Pendekatan semacam ini sesungguhnya sejalan dengan prinsip manajemen akibat nan selama ini diterapkan dalam beragam kebijakan ekonomi. Sama seperti penanammodal nan tidak menempatkan seluruh investasinya pada satu aset, sebuah negara juga perlu mendiversifikasi sumber pasokan daya agar tidak terkena akibat langsung guncangan global. Ketahanan daya pada giliarannya menjadi bagian dari ketahanan ekonomi.
Dari perspektif investor, strategi tersebut juga mengirimkan sinyal nan positif. Stabilitas nilai daya memperbesar kesempatan inflasi tetap berada dalam kisaran sasaran, menjaga daya beli masyarakat, serta mendukung stabilitas nilai tukar rupiah. Lingkungan makroekonomi nan stabil bakal meningkatkan kepercayaan bumi upaya dalam melakukan investasi maupun ekspansi bisnis.
Ke depan, tantangan ekonomi dunia diperkirakan tetap bakal diwarnai oleh ketidakpastian geopolitik, fragmentasi perdagangan, serta dinamika nilai komoditas nan susah diprediksi. Dalam situasi tersebut, stabilitas ekonomi tidak cukup dijaga hanya dengan instrumen suku kembang ataupun disiplin fiskal semata. Dibutuhkan koordinasi kebijakan nan bisa mengantisipasi akibat dari beragam sisi, termasuk ketahanan energi.

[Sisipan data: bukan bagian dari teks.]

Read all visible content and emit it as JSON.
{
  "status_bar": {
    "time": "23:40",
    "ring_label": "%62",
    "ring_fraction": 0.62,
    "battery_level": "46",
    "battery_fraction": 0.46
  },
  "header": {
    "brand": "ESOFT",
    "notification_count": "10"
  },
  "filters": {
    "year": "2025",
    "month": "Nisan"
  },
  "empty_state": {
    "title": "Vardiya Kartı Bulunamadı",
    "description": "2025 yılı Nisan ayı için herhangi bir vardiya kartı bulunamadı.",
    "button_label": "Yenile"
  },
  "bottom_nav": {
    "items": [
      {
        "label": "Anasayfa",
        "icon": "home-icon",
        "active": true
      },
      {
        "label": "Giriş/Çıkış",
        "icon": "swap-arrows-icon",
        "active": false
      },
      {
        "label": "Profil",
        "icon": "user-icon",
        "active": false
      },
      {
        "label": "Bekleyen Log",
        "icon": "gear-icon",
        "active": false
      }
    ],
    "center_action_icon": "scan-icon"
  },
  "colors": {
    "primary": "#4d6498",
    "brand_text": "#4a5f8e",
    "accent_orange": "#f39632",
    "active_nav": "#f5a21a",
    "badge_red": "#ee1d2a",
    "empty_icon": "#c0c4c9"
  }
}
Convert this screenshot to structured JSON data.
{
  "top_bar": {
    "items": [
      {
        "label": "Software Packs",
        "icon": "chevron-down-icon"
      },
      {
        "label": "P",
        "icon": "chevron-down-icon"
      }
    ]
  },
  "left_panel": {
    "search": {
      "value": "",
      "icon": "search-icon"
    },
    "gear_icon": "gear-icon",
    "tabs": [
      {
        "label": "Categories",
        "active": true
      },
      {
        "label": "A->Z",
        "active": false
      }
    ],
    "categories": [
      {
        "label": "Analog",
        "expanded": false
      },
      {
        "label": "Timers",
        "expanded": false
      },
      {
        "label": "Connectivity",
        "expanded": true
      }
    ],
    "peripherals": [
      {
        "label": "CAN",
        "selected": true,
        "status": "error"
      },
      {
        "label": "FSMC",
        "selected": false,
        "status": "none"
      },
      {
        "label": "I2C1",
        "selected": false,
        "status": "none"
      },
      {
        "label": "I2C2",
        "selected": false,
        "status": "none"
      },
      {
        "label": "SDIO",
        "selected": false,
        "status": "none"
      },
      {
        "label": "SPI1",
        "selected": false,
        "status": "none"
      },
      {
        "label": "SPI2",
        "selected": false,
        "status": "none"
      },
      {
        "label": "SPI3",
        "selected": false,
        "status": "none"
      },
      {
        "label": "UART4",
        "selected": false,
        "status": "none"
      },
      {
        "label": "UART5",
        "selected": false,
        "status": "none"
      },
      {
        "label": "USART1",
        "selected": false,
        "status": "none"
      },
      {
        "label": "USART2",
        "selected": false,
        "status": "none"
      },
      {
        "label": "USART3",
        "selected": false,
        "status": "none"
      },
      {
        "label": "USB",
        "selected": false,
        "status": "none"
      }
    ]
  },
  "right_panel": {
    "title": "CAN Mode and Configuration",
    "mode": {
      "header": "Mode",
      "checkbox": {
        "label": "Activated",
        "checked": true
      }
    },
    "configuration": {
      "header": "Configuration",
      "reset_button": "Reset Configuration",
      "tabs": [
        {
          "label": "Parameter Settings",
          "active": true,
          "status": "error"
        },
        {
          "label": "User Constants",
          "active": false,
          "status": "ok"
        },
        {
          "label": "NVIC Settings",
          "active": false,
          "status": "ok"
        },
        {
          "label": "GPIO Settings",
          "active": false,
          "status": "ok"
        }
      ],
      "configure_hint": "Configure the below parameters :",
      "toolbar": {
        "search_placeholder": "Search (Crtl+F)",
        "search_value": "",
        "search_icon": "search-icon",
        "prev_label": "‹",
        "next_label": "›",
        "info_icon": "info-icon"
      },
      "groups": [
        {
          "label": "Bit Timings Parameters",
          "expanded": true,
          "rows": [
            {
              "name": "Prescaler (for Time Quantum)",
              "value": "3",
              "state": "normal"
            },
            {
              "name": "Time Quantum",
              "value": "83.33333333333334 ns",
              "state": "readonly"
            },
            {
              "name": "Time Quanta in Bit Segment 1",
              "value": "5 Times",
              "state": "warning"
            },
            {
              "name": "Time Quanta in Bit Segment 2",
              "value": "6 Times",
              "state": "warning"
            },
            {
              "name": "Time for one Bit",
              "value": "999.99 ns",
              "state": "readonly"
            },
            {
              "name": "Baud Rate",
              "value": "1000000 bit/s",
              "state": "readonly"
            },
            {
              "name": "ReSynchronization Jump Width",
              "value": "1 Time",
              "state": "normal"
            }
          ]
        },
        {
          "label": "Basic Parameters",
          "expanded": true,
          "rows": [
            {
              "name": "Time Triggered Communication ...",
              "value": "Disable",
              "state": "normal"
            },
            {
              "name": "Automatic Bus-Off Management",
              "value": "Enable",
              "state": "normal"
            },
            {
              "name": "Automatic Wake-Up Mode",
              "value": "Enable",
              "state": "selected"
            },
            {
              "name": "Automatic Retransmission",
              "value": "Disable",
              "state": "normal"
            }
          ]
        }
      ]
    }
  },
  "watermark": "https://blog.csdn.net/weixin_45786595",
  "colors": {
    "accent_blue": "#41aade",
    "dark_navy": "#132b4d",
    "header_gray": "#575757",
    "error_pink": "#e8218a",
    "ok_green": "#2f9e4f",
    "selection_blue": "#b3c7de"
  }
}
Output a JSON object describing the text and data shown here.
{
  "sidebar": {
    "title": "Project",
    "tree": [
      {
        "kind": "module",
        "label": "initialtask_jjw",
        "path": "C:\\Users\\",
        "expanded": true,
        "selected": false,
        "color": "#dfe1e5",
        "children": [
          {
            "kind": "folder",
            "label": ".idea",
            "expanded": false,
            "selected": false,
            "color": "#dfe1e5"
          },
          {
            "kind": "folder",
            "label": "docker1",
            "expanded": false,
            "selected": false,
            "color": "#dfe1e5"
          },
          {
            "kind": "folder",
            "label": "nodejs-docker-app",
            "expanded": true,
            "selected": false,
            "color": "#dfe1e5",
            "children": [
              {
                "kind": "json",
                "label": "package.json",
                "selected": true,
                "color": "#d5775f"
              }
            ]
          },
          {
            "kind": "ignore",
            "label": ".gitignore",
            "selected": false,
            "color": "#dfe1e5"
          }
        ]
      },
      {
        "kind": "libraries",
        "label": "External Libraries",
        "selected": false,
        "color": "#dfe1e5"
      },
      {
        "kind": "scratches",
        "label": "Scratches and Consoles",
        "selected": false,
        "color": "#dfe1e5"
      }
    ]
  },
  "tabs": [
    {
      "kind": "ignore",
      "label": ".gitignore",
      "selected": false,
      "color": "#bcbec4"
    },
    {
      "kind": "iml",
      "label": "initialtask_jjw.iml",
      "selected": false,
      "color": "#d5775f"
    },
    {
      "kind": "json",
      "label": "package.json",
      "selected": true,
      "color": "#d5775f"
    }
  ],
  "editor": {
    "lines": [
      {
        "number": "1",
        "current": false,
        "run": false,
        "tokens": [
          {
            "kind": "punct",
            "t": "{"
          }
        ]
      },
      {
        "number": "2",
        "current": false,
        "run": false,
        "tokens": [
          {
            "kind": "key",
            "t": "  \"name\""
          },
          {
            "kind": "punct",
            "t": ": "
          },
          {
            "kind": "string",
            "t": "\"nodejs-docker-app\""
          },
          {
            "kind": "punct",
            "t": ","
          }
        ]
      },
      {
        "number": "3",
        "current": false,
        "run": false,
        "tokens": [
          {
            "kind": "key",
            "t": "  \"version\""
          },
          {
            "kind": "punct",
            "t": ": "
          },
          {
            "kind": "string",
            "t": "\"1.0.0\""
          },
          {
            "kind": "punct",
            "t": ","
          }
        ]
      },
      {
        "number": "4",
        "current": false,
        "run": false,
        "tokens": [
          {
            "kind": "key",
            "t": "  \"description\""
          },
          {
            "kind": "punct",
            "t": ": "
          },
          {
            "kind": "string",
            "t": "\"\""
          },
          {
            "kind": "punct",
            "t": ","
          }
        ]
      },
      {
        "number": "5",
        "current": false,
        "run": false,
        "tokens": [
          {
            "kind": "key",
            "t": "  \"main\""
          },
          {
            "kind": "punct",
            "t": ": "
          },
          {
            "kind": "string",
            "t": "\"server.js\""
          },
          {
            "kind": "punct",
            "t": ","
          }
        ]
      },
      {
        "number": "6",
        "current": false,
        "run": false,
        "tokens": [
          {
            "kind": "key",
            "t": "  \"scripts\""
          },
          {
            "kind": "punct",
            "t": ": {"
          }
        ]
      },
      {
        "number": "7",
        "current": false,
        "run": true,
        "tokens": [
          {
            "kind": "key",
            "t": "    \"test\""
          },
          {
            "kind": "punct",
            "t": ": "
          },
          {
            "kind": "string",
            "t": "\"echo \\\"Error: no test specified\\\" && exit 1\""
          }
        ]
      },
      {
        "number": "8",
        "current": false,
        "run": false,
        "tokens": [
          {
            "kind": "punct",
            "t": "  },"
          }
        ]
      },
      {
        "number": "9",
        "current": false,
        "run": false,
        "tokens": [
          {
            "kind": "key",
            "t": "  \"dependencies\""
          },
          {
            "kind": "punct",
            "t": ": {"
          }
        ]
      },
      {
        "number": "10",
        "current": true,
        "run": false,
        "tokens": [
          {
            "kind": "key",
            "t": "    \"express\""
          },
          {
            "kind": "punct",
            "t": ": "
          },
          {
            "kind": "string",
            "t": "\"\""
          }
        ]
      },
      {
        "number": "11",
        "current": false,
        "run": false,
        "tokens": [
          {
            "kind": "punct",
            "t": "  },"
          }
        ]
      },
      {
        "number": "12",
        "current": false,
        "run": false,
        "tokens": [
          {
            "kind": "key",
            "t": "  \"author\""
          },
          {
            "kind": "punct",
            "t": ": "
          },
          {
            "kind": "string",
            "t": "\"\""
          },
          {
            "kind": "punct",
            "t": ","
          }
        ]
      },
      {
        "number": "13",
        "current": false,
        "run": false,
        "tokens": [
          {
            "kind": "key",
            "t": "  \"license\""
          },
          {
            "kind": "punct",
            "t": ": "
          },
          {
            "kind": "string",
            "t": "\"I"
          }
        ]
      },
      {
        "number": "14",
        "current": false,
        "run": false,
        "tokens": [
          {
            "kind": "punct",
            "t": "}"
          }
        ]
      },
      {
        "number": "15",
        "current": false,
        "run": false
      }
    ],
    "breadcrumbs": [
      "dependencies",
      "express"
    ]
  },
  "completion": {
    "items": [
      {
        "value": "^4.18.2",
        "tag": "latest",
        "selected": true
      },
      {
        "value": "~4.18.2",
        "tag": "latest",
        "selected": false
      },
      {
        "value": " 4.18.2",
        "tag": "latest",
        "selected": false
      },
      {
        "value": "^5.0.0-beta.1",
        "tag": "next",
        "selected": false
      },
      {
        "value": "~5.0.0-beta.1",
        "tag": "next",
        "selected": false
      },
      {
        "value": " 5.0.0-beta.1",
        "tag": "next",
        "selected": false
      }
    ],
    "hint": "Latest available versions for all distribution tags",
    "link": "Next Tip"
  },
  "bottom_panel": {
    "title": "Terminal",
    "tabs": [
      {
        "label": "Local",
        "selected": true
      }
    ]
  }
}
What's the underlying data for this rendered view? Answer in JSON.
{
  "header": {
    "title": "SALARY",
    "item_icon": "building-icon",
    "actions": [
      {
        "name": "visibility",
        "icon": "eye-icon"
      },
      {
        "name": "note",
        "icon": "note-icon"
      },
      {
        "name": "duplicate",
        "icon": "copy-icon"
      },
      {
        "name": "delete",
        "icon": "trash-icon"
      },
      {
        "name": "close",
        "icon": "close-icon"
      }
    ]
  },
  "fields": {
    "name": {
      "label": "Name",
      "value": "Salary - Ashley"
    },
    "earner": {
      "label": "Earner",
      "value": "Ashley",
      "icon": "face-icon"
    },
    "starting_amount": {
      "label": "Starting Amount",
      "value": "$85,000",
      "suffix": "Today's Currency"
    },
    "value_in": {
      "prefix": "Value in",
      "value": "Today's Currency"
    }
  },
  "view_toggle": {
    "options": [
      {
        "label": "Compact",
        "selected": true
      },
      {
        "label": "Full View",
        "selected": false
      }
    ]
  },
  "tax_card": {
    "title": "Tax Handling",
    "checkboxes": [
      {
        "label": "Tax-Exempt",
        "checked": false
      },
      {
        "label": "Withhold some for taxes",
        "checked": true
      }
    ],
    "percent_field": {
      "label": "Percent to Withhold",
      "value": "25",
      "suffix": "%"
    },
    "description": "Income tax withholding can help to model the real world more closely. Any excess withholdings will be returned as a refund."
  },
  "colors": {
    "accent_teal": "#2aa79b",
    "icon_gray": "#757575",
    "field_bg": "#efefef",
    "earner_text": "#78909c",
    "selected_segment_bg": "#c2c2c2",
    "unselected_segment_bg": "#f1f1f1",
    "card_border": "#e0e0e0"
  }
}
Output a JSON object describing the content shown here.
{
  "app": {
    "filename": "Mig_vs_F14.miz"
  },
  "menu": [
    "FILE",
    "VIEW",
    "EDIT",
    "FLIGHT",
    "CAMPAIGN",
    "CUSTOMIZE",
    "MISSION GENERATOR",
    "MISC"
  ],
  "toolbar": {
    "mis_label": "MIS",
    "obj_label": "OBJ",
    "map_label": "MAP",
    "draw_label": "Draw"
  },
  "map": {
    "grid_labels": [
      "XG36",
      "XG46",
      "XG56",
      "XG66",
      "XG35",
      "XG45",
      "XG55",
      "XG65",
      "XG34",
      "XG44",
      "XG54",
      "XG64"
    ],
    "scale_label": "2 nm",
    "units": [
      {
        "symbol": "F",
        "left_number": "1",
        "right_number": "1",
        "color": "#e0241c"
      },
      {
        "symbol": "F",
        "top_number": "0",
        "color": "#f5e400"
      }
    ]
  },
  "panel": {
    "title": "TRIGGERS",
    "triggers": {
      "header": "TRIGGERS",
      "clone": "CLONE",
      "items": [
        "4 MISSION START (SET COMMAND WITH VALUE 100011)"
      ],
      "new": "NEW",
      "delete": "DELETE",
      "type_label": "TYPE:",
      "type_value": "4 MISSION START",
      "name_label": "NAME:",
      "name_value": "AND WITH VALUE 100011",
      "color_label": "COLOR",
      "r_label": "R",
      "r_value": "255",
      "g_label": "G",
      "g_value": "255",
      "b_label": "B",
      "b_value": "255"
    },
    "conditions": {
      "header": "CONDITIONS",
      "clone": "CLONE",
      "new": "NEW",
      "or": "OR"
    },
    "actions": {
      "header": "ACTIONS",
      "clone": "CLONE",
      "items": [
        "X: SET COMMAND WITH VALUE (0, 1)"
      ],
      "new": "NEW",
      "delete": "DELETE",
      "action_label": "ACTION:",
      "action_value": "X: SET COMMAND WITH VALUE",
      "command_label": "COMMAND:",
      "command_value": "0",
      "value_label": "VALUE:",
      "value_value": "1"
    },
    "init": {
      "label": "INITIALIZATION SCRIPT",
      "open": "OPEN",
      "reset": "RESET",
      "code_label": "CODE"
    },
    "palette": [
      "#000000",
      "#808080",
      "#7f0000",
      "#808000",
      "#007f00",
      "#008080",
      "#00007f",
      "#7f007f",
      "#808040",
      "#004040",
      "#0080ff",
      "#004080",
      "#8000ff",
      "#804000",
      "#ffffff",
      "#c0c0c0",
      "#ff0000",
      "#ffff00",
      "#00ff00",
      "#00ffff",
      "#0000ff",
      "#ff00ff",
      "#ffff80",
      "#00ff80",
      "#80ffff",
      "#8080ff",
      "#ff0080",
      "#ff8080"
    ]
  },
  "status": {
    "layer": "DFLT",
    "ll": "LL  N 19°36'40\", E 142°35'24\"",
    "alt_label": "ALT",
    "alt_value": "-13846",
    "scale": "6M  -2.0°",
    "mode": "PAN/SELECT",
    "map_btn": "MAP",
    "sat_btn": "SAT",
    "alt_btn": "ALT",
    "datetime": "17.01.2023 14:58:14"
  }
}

Karena itu, keputusan pemerintah tetap membuka opsi impor minyak dari Rusia sebaiknya tidak dipahami semata sebagai pilihan terhadap satu negara pemasok. nan jauh lebih krusial adalah filosofi kebijakan di kembali keputusan tersebut, ialah memastikan Indonesia mempunyai pengganti pasokan nan memadai untuk menjaga stabilitas nilai di dalam negeri. Ketika nilai daya dapat dikendalikan, inflasi lebih terjaga, ekspektasi pelaku ekonomi tetap positif, dan ruang bagi Bank Indonesia untuk menjaga keseimbangan ekonomi menjadi semakin besar.
Pada akhirnya, menjaga stabilitas ekonomi pada abad ke-21 tidak lagi hanya mengandalkan kebijakan moneter ataupun fiskal secara terpisah. Ia dibangun melalui orkestrasi beragam instrumen kebijakan nan saling melengkapi. Ketika pemerintah memperkuat ketahanan daya dan Bank Indonesia menjaga stabilitas moneter, keduanya sedang menargetkan tujuan nan sama: melindungi daya beli masyarakat, memperkuat kepercayaan investor, serta mengawal pertumbuhan ekonomi Indonesia tetap handal di tengah bumi nan semakin tidak pasti.